By Reginald Stuart
A decision this month by the Atlanta Journal-Constitution, one of the major daily papers in the South, to end its daily distribution of the award-winning print newspaper, struck a stunning blow to the ability of the region’s voiceless to make themselves heard, say news media and communications people on the front lines of spreading the word.
“It’s a terrible decision,” said Paul Delaney, a veteran reporter who got his start at the Atlanta Daily World then moved up in the ranks of Cox Newspapers and on to being a top editor in New York for The New York Times. “The paper set the standard in the region for newspapers across the South for covering the Civil Rights Movement,” said Delaney, noting most of the region, with some major exceptions, rejected racial desegregation and integration.

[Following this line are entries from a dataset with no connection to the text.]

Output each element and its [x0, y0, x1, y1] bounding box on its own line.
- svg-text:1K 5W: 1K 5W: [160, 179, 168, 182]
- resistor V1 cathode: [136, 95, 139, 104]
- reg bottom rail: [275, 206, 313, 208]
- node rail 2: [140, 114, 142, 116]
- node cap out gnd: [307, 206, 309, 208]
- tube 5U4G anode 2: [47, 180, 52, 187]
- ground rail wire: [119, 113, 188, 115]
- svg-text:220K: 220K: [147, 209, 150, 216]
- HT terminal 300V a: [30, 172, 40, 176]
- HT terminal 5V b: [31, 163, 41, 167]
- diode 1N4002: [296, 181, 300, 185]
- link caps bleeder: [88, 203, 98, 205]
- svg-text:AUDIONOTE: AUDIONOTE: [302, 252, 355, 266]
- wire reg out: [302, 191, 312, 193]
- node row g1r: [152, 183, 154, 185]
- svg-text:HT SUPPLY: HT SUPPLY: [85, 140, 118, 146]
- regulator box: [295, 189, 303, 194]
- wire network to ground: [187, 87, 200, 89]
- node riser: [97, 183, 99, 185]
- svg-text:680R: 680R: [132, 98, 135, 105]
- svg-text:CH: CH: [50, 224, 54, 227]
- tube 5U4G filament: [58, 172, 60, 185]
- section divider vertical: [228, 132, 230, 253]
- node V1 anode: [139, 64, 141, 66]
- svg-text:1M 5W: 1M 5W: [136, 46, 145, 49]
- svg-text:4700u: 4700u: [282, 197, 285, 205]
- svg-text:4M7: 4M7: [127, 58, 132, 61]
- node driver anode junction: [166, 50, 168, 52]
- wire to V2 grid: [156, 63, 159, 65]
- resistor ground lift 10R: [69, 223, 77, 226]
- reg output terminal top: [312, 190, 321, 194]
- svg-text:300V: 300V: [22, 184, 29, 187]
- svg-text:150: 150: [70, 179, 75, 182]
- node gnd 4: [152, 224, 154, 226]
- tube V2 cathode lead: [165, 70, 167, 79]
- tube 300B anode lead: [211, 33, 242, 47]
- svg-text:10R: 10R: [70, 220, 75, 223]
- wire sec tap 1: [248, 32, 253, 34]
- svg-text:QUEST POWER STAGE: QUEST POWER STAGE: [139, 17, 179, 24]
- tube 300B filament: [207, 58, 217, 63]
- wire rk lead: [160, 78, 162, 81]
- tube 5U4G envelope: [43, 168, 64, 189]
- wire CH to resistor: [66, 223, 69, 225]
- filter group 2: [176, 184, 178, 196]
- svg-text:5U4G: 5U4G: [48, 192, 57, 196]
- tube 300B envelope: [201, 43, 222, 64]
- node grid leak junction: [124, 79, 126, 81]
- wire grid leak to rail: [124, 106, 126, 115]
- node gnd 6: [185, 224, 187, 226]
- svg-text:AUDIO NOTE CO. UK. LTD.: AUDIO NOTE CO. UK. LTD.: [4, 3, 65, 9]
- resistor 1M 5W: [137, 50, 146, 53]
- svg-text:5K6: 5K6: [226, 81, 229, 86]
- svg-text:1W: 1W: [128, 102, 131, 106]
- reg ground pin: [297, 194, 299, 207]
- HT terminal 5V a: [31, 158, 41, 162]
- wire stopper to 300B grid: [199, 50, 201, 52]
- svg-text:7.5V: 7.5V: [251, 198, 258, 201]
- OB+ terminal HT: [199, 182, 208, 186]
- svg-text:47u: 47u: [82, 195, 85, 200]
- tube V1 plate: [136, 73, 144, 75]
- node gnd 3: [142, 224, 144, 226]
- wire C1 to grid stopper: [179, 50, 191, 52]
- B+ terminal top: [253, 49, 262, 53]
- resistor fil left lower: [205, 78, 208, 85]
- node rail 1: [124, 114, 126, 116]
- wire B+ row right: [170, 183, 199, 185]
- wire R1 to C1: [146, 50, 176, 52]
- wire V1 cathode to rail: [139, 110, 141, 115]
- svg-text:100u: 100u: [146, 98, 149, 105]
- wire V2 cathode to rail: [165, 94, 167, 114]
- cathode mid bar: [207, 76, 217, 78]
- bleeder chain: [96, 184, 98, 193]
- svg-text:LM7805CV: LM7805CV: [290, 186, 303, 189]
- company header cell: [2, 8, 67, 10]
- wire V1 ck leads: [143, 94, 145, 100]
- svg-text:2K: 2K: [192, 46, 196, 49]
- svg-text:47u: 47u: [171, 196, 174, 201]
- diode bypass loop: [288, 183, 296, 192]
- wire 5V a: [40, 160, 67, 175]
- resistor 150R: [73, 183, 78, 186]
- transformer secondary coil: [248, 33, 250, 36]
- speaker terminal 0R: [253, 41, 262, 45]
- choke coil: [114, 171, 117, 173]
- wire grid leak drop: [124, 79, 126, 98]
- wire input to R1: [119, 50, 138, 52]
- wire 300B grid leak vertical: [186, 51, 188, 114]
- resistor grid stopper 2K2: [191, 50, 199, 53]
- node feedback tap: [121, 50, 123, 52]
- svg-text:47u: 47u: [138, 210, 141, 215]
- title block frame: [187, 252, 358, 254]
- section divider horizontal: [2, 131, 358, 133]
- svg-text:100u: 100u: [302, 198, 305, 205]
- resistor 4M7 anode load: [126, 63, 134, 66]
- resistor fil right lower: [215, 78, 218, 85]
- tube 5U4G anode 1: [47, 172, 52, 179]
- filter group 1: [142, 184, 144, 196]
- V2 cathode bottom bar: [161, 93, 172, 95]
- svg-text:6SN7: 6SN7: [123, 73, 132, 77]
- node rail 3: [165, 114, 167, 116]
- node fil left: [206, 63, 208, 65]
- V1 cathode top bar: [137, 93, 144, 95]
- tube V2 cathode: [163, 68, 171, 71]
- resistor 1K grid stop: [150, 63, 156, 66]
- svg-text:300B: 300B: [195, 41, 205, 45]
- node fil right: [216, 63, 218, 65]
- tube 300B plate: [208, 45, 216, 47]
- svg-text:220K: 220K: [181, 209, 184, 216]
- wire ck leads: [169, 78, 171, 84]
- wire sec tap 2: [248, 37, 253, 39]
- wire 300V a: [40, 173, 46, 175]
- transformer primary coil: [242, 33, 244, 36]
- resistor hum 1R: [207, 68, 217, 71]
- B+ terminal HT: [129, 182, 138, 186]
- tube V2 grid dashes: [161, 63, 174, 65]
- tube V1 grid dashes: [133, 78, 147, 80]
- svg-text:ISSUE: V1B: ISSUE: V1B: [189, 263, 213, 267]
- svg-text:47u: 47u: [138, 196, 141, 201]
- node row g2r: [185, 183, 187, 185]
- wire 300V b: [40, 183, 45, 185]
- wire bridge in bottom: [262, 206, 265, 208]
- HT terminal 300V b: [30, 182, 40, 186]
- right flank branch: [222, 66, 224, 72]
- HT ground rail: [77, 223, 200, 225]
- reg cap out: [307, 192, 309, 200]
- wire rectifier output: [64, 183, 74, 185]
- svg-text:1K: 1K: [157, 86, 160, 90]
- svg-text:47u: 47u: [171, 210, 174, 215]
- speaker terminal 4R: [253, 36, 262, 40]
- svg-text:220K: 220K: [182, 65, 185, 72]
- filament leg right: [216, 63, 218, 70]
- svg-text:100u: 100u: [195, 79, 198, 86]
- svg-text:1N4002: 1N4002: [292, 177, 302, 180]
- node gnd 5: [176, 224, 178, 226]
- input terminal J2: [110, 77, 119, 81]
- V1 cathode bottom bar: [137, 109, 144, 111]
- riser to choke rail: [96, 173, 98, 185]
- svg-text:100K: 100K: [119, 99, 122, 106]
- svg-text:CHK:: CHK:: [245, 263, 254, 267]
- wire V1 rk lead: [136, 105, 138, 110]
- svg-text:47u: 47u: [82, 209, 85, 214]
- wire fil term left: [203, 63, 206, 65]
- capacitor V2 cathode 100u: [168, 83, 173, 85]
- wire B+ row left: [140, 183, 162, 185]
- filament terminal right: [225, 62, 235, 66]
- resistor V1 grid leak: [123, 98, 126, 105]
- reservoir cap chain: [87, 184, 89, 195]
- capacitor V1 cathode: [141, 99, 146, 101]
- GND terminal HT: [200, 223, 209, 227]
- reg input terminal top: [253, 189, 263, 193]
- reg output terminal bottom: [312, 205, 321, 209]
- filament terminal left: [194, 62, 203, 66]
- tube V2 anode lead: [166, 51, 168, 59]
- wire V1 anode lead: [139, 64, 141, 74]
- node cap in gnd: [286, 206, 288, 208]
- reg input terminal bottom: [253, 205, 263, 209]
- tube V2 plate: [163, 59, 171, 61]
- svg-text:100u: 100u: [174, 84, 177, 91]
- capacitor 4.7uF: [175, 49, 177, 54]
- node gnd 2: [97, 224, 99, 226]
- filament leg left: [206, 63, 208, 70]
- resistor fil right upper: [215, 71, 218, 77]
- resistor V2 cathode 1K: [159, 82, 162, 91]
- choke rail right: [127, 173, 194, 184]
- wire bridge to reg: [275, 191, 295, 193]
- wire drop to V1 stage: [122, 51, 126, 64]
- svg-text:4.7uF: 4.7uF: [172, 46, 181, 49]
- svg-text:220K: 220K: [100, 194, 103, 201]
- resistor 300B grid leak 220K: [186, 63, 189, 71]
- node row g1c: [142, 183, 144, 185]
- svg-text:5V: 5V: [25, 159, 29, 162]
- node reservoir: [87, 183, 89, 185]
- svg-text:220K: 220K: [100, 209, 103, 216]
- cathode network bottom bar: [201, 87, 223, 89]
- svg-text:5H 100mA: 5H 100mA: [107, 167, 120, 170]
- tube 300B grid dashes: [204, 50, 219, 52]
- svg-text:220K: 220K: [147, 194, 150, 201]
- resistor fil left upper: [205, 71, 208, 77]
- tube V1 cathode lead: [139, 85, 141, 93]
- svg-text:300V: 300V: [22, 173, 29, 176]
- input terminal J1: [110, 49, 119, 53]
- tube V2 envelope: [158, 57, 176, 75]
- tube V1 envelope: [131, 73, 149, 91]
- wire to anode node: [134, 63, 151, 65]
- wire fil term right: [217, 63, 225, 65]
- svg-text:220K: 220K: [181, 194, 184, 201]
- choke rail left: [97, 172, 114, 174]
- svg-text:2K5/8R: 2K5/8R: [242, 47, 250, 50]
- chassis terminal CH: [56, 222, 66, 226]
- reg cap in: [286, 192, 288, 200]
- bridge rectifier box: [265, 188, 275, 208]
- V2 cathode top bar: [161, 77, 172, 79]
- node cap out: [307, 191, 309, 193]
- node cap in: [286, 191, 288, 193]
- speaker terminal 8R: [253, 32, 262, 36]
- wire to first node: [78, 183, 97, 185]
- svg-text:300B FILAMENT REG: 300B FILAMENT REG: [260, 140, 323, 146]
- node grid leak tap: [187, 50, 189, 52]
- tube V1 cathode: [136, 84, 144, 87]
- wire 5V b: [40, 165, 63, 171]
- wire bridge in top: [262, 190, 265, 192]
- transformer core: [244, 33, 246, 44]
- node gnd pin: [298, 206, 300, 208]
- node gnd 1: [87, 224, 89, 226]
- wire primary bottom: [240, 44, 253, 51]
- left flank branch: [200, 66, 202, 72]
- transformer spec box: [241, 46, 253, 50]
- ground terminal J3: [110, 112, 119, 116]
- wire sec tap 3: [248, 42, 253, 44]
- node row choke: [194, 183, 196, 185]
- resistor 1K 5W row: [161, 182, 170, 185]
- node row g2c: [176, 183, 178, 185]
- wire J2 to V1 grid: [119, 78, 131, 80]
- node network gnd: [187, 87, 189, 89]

The Atlanta Journal and the Atlanta Constitution, historically separate papers, both turned the political and social corner and supported political and economic leaders who supported an end to government-endorsed racial segregation in the mid-1900’s and promoted integration as a civil process for society at large.
Even today, with a daily circulation of more than half a million copies a day, the paper is cited as a source thinking, of good, reliable news and a great training ground for aspiring reporters. The circulation of the award winning newspaper has declined a bit in recent years and competing venues of information cause it to drain revenue and followers. Still, the newspaper remains highly profitable and financially strong.
“The Journal and Constitution were key in helping society change for the better,” Delaney said, noting the papers fairly covered civil rights leaders and their activities through much of the last century. “They set the standard for covering the movement.”
The shut-down of the daily papers will end the century old practice of widespread distribution of diverse political, social, economic and commercial news to thousands of people daily, the end of young people’s first jobs delivering newspapers and connecting neighborhoods by print.
Giving the voiceless a voice at the public discussion table may be dramatically muted, say observers, citing the shutdown of the Nashville Banner in the 1980’s, followed by the quick downsizing of The Tennessean and other papers in Knoxville and Memphis.
“The shame is for that consumer who is not connected or does not have access to computer technology and will soon be unable to access the AJC’s news product,” said Memphis-born veteran reporter Walter Middlebrook, a former newspaper editor in Detroit and New York, now journalism professor at Penn State University.
“I can’t believe that the residents of Atlanta and all of Georgia, for that matter, are fully connected and will have access to the internet.
“Until that time when the internet is recognized as a utility — available to all — a major media outlet like the AJC should be striving to make its products available to all in as many formats and forms possible,” said Midddlebrook..
Until that time when the internet is recognized as a utility — available to all — a major media outlet like the AJC should be striving to make its products available to all in as many formats and forms as possible. said Middlebrook.
Gerald Jordan, a journalism professor at the University of Arkansas and former reporter for the Kansas City Star and the Philadelphia Inquirer, says many people are condemning the daily paper shutdown as they reflect upon the “heydays” of newspaper journalism, the days that prompted the general public to condemn and the government to disown legalized racial segregation in employment, housing, education and health.
“A societal cost for sure,” said Jordan, of reports of the Journal-Constitution cutback. “However, you’re living in the heyday of great newspapers” he said. “My profound regret is that the crazies – the yahoos whose single-spaced letters to the newsroom – now hold sway in the wretched internet disinformation and misinformation that has buried truth and given rise to a sneering audience so easily led by the former president,” said Jordan, echoing colleagues.